Numerical Simulations of the Circularized Accretion Flow in Population III Star Tidal Disruption Events. I. The Accretion Flow and the Wind

TL;DR

This paper uses radiative hydrodynamic simulations to study the accretion flow and wind properties in Population III star tidal disruption events, revealing strong winds and high accretion rates that influence observable features.

Contribution

It provides the first detailed simulation-based analysis of the accretion flow and wind characteristics in Pop III star TDEs, highlighting the impact of winds on accretion and radiation.

Findings

Black hole accretion rate is highly super-Eddington.

A strong radiation-driven wind is produced.

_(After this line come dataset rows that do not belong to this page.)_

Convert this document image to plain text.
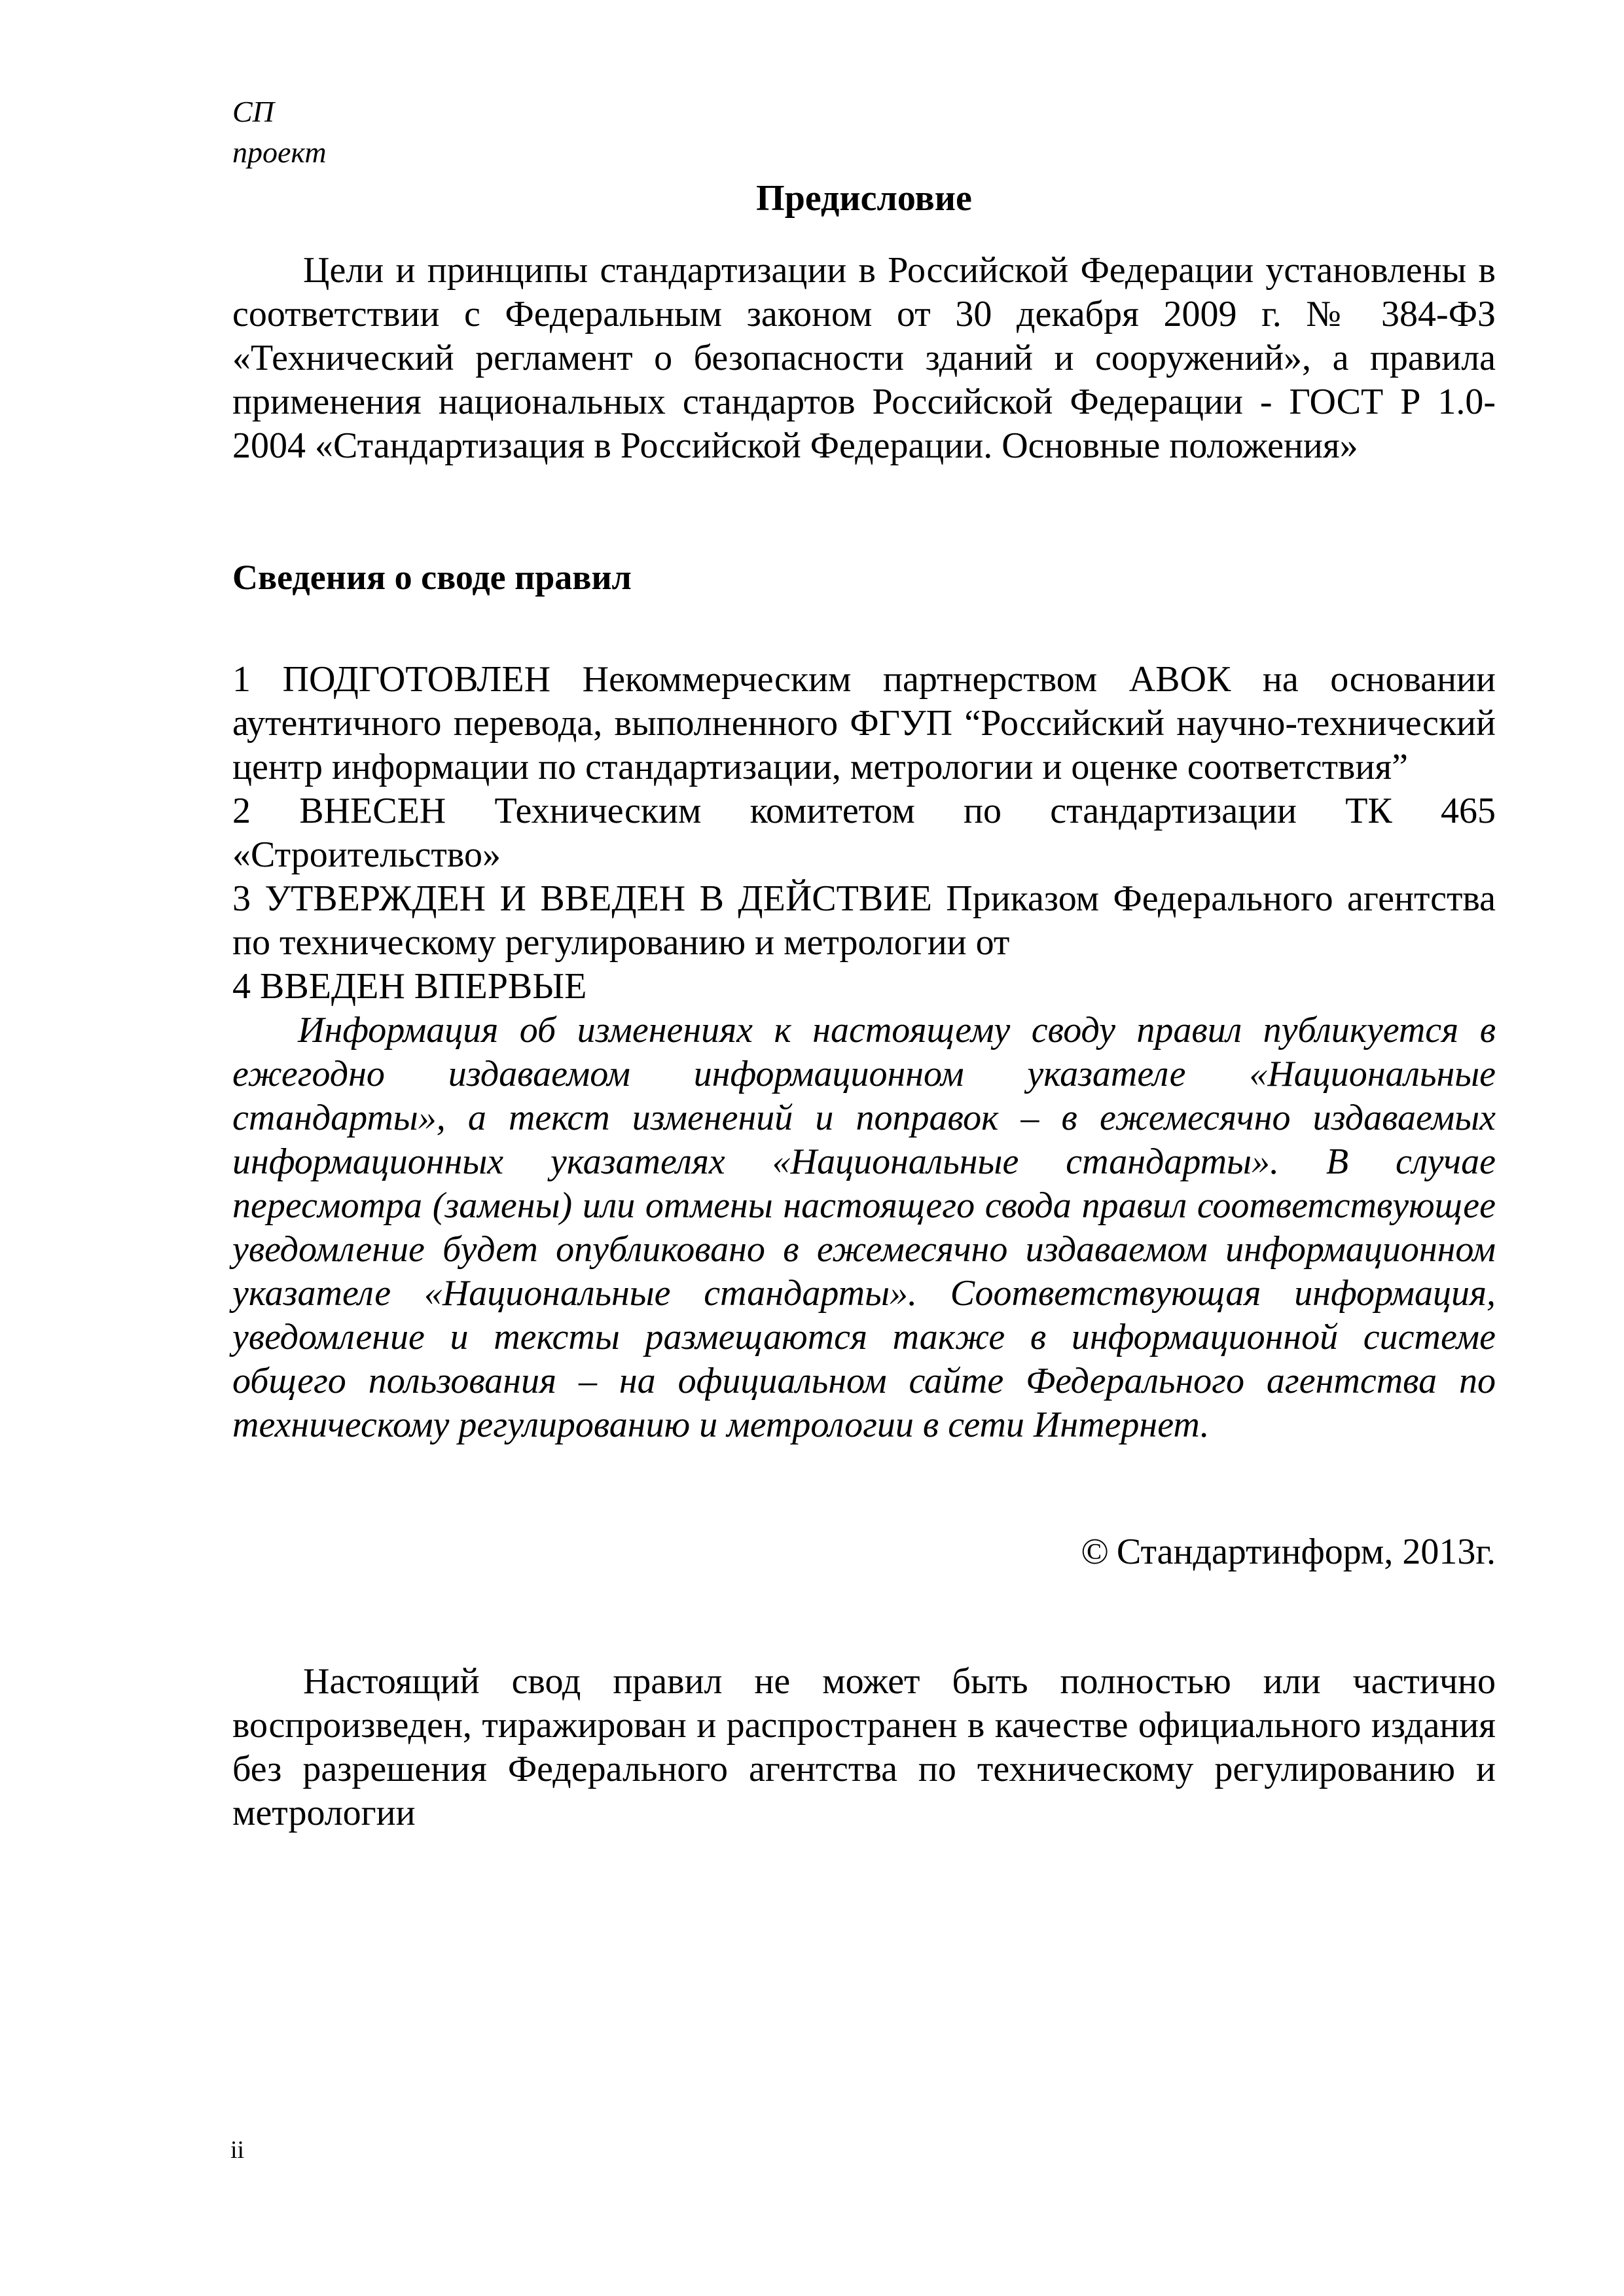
СП
проект
Предисловие

Цели и принципы стандартизации в Российской Федерации установлены в соответствии с Федеральным законом от 30 декабря 2009 г. № 384-ФЗ «Технический регламент о безопасности зданий и сооружений», а правила применения национальных стандартов Российской Федерации - ГОСТ Р 1.0-2004 «Стандартизация в Российской Федерации. Основные положения»

Сведения о своде правил

1 ПОДГОТОВЛЕН Некоммерческим партнерством АВОК на основании аутентичного перевода, выполненного ФГУП “Российский научно-технический центр информации по стандартизации, метрологии и оценке соответствия”

2 ВНЕСЕН Техническим комитетом по стандартизации ТК 465 «Строительство»

3 УТВЕРЖДЕН И ВВЕДЕН В ДЕЙСТВИЕ Приказом Федерального агентства по техническому регулированию и метрологии от

4 ВВЕДЕН ВПЕРВЫЕ

Информация об изменениях к настоящему своду правил публикуется в ежегодно издаваемом информационном указателе «Национальные стандарты», а текст изменений и поправок – в ежемесячно издаваемых информационных указателях «Национальные стандарты». В случае пересмотра (замены) или отмены настоящего свода правил соответствующее уведомление будет опубликовано в ежемесячно издаваемом информационном указателе «Национальные стандарты». Соответствующая информация, уведомление и тексты размещаются также в информационной системе общего пользования – на официальном сайте Федерального агентства по техническому регулированию и метрологии в сети Интернет.

© Стандартинформ, 2013г.

Настоящий свод правил не может быть полностью или частично воспроизведен, тиражирован и распространен в качестве официального издания без разрешения Федерального агентства по техническому регулированию и метрологии

ii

Only 25-35% of fallback debris is accreted by the black hole.

Abstract

Tidal Disruption Events (TDEs) have recently been proposed as potential probes for Population III stars. However, the properties of the accretion flow and the wind from the Pop III star TDE system are not clear. By performing radiative hydrodynamic simulations, we study the 'circularized' accretion flow of the Pop III star TDE system. The masses of the black hole (BH) and the disrupted star are $10^6$ and $300$ solar masses, respectively. We focus on the properties of the wind. We find that the black hole accretion rate is highly super-Eddington. A strong wind is driven by radiation pressure. Due to the presence of a strong wind, only $25\%$--$35\%$ of the fallback debris is accreted by the BH. The remaining part is taken away by the wind. The kinetic power of the wind can be as high as $10^{46} {\rm \ erg \ s^{-1}}$. The properties of the wind obtained in this paper may be useful for understanding the radiation properties of Pop III star TDEs in the context of the wind 'reprocessing' model.